Kemudian, sebut Taufik, untuk membuktikan suatu tindak pidana tidak selalu harus ada saksi. Taufik merujuk Pasal 184 KUHAP, yang menyebutkan bahwa penunjukan alat bukti tidak hanya terpaku pada keterangan saksi, bisa juga diperoleh melalui petunjuk lain misalnya alat bukti atau keterangan ahli.
"Tidak harus ada saksinya. Ada kalanya suatu tindak pidana itu sama sekali tidak ada saksinya, itu ada, yang dimaksud dalam penunjukan alat buktinya adalah sebagaimana disebutkan di 184 KUHAP tersebut bisa jadi ada keterangan saksinya, bisa jadi diperoleh melalui petunjuk ataupun alat bukti surat, ataupun keterangan dari ahli," ujarnya.
Simak selengkapnya di halaman selanjutnya.
Mardani Maming Ajukan Praperadilan
Diketahui, politikus PDIP Mardani H Maming mengajukan praperadilan atas penetapan status tersangkanya oleh KPK. Mardani meminta hakim menggugurkan status tersangkanya dan menyatakan sprindik KPK batal.
"Kami memohon agar majelis hakim menerima dan mengabulkan permohonan pemohon praperadilan untuk seluruhnya," ujar pengacara Mardani, Denny Indrayana, saat membacakan permohonan di PN Jakarta Selatan, Jalan Ampera Raya, Jaksel, Selasa (19/7/2022).
Dalam praperadilan ini, termohonnya adalah KPK. Mardani keberatan atas penetapan tersangka.

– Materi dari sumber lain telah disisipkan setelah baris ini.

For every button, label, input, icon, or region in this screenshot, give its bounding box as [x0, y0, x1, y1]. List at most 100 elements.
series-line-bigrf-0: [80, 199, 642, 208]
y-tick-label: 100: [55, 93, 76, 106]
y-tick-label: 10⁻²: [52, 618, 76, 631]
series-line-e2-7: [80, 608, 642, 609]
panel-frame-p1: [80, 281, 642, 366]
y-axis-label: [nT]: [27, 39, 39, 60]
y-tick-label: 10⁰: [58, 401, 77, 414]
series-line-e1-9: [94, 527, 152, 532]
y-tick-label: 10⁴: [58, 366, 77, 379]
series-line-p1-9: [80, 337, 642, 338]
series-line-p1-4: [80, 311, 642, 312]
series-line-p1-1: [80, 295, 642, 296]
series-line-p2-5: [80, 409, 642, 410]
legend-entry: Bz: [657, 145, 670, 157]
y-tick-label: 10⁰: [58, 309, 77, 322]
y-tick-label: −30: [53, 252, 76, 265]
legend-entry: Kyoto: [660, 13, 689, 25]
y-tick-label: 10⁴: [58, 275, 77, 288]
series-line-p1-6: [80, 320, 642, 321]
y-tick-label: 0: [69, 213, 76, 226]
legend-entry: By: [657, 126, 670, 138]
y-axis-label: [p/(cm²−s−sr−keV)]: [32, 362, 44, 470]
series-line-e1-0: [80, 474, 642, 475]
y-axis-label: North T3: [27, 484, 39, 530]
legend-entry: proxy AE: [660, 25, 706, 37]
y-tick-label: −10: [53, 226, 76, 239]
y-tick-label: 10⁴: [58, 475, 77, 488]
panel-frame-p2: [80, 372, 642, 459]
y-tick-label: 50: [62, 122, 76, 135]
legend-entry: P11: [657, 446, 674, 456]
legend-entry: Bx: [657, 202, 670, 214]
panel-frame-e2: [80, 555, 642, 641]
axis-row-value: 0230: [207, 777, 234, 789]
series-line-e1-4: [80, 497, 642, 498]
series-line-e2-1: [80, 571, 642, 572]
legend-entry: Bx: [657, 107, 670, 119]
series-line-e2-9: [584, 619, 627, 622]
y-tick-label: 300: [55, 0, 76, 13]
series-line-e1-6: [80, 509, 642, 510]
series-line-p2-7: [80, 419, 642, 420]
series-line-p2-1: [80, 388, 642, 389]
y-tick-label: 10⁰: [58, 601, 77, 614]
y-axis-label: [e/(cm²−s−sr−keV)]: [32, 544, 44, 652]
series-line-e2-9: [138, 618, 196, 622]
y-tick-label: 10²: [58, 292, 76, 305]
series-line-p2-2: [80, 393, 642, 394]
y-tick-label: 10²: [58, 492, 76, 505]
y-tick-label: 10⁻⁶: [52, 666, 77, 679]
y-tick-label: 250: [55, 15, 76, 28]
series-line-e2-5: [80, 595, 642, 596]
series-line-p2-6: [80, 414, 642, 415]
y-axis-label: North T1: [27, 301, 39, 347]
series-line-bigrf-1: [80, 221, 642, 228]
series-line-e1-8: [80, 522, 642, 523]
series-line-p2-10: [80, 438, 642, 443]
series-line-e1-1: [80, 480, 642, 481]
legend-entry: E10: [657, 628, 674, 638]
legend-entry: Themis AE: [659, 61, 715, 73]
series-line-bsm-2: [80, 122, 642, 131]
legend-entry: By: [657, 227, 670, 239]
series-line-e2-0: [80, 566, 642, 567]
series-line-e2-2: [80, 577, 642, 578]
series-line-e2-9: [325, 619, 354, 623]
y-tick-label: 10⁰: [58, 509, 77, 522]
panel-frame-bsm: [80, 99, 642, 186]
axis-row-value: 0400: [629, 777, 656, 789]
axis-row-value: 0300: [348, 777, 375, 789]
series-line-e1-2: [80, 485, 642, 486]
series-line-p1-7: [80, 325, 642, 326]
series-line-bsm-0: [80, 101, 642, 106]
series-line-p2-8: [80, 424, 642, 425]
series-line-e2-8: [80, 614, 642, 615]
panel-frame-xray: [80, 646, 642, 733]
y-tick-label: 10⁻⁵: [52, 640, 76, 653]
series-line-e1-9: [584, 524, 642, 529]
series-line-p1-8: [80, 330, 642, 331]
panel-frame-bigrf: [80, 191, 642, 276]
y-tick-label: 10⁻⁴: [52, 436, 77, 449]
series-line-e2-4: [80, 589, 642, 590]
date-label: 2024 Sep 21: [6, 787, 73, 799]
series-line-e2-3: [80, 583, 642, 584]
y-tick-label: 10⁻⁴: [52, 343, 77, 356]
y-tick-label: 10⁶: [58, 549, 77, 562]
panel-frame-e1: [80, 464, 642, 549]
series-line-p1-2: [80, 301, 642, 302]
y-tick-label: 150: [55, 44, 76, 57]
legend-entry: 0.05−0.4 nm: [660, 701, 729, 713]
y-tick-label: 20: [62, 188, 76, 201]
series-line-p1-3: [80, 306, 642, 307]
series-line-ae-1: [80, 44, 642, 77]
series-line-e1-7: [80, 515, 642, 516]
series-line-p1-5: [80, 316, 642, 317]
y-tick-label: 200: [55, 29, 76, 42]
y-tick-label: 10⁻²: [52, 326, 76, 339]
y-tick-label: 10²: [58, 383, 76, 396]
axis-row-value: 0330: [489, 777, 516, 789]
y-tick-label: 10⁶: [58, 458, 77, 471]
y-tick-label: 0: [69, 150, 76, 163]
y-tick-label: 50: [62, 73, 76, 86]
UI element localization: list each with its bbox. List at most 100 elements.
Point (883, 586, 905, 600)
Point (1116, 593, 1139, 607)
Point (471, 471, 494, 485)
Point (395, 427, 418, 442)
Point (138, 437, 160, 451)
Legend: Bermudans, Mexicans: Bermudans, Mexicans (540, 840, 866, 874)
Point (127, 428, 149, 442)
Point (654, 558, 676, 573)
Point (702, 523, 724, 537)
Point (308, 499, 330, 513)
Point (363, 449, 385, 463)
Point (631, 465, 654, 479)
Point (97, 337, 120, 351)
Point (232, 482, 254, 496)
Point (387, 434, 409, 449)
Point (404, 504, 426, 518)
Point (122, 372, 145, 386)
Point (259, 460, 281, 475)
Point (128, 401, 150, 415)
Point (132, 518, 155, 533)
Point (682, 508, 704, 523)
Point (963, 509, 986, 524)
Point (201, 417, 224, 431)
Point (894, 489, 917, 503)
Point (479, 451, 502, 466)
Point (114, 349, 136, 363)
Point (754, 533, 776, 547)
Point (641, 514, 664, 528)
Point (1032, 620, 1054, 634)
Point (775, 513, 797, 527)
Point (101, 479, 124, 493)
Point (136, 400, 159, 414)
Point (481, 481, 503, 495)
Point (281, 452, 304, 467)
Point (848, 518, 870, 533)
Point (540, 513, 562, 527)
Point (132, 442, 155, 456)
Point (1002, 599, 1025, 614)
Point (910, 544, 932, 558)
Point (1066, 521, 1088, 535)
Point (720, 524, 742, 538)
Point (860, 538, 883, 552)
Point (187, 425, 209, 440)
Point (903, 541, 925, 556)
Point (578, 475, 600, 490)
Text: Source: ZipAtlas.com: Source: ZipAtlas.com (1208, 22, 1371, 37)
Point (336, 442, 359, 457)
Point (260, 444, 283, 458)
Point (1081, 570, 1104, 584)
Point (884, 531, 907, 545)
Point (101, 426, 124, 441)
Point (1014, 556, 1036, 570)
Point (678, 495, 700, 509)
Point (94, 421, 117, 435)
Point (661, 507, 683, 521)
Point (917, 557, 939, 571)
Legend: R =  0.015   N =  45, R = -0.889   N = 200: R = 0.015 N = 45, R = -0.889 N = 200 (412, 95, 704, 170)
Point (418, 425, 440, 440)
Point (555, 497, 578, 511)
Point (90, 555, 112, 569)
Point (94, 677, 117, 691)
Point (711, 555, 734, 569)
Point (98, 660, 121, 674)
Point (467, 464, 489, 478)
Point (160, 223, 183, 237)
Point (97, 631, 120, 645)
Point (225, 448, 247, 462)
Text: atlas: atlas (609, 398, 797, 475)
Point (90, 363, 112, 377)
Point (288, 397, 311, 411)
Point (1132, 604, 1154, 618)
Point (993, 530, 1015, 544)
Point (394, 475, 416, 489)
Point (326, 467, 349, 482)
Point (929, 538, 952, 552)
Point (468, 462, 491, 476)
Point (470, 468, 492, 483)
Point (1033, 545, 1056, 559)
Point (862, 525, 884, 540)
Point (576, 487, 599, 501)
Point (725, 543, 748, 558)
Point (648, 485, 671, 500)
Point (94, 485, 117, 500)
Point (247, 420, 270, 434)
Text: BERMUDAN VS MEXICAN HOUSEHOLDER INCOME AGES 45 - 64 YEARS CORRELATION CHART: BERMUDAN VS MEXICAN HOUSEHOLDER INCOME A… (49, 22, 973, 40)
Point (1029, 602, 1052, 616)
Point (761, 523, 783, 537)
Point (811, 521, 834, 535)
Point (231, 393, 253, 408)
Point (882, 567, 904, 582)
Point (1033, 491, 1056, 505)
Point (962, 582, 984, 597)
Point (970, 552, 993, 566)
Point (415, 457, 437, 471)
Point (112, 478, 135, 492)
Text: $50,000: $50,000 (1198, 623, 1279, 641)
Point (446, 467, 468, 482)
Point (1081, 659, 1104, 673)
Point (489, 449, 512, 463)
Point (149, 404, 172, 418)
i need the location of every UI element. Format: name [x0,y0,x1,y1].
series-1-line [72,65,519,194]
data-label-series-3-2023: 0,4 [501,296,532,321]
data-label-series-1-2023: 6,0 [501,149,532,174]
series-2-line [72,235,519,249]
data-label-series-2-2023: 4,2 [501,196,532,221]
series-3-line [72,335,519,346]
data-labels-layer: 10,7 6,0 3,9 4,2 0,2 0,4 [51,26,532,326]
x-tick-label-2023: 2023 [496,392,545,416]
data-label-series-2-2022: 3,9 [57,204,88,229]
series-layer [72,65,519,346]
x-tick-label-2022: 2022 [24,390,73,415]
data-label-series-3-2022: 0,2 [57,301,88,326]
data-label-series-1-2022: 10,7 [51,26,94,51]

Berikut ini permohonan Mardani H Maming di praperadilan:
- Menyatakan Termohon tidak berwenang melakukan penyelidikan tindak pidana korupsi berupa dugaan penerimaan hadiah atau janji sebagaimana tertuang dalam Sprin.Lidik-29/Lid.01.00/01/03/2022, tertanggal 8 Maret 2022;
- Menyatakan Termohon tidak berwenang melakukan penyidikan tindak pidana korupsi berupa dugaan penerimaan hadiah atau janji sebagaimana tertuang dalam Sprin.Dik 61/DIK.00/01/06/2022 tertanggal 16 Juni 2022;
- Menyatakan penyelidikan yang dilakukan Termohon berdasarkan Sprin.Lidik-29/Lid.01.00/01/03/2022, tertanggal 8 Maret 2022 tidak sah;
- Menyatakan penetapan Pemohon sebagai Tersangka yang dilakukan oleh Termohon sebagaimana tertuang dalam Sprin.Dik 61/DIK.00/01/06/2022 tertanggal 16 Juni 2022 adalah tidak sah dan tidak berdasar atas hukum dan oleh karenanya Penetapan a quo tidak mempunyai kekuatan hukum mengikat;
- Menyatakan Penyidikan yang dilakukan oleh Termohon terkait dugaan peristiwa pidana sebagaimana dimaksud dalam penetapan Tersangka terhadap diri Pemohon tidak sah dan tidak berdasar atas hukum dan oleh karenanya penyidikan a quo tidak mempunyai kekuatan mengikat;
- Menyatakan tidak sah segala keputusan, penetapan, dan tindakan hukum yang dikeluarkan dan dilakukan lebih lanjut oleh Termohon berkaitan dengan Penetapan Tersangka terhadap diri pemohon;
- Memulihkan hak-hak Pemohon dalam kemampuan, kedudukan, nama baik, dan harkat, serta martabatnya;
- Membebankan biaya perkara kepada negara sebesar nihil.
Atau jika Yang Mulia Majelis Hakim Praperadilan berpendapat lain, Pemohon sampaikan kiranya berkenan untuk menjatuhkan putusan yang seadil-adilnya.